We returned from the walk as the sun dipped low and the sky relaxed into that light blue of dusk. I walked into our home where Manju Devi was squatting on the floor beside her small roti rolling platform. I spoke to her in English explaining I wanted to help make roti. She understood my smile and hand gestures and handed over her tools. I was able to slowly produce imperfect rounds that kept her laughing as she pulled them over to warm over a pan and then sear quickly with the flame. We swaddled the roti in cloth as they came off the fire, and when a sizable stack was produced we sat down for a delicious gobi (cauliflower) stew.
Despite the well-traveled day, my first night sleeping in the mountains was fitful. Whoever said that roosters crow first thing in the morning was wrong. With hiked up plumage billowing over their chicken skinny legs, these proud poultry ignore all midnight sensibilities, their tenner solos accompanied by howling choirs of dog-song, a sound track to the starry sky above.
I lay awake and watched the light to tiptoe into the house.
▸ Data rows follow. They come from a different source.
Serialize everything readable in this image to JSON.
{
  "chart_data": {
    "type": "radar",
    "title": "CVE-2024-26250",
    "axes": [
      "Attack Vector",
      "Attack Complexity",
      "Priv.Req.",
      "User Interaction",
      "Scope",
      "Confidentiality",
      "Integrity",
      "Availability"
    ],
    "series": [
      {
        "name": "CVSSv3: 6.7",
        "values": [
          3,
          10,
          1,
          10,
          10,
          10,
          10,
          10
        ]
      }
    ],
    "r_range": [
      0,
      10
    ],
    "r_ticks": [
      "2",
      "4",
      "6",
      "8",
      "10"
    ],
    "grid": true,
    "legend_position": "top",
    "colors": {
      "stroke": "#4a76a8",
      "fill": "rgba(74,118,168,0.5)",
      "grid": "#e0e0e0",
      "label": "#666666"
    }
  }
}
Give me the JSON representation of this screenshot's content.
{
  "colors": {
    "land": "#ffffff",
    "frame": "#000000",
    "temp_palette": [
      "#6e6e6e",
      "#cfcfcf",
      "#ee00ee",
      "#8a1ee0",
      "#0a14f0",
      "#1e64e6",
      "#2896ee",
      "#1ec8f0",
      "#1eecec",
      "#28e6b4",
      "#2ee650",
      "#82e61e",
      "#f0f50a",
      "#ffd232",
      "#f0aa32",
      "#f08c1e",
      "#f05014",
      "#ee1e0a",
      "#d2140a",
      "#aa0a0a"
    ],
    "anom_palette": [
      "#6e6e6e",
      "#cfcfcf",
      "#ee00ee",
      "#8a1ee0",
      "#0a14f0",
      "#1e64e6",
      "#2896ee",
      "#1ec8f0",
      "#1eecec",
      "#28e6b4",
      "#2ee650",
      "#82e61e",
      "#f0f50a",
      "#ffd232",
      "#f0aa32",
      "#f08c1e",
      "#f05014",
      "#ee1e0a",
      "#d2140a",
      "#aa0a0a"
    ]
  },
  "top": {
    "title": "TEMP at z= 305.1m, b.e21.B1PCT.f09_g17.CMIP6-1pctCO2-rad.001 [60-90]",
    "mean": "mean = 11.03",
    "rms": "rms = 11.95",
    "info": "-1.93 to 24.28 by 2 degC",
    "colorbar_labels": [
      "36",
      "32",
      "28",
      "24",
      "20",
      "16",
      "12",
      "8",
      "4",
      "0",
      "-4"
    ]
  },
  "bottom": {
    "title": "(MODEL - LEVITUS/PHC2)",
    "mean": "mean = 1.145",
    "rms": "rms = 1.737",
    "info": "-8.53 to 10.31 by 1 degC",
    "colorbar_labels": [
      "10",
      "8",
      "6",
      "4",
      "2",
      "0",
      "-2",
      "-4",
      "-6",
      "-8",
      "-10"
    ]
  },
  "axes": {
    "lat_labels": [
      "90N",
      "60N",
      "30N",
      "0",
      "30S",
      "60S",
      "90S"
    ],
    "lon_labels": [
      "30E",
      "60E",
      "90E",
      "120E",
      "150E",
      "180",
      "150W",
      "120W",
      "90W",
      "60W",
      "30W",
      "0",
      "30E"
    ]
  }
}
From the wooden bed tucked in the corner of the living room where I slept, I could hear the waking of human activity outside: pots banging, the sweep of the broom against the steps, and morning greetings, “Namaste”. At home, rising at the crack of dawn sends shivers up my spine, however the sun coaxed me from my sleep and I joined the grandfather on the steps as he stood there watching the day roll in. I wondered how many mornings he had done that.
Manju Devi was outside doing last nights’ dishes, squatting low at the bottom of the stairs leading to her house. We smiled at each other and I made the motions of exaggerated yawns and stretches to communicate I was waking-up slowly. She smiled back and said something in Hindi which made me feel like she understood. She asked “chai?” and I said “haan” meaning yes. She had already prepared tea and went inside to pour it from a thermos. She gave me a cup steaming in the light; a floral, unsweetened black tea from the very hillsides I watched being revealed in the morning sun.
This was my first of three mornings at Makaibari as part of the homestay program. Each night I slept better, and each day I learned more about the tea and culture of the Himalayas. The homestay program is a special opportunity to engage with other, not over profession or language, but by the laugher that comes from sharing smiles, chuckles, fumbles over communication, and the ever-present roti rolling that are staples of Himalayan life.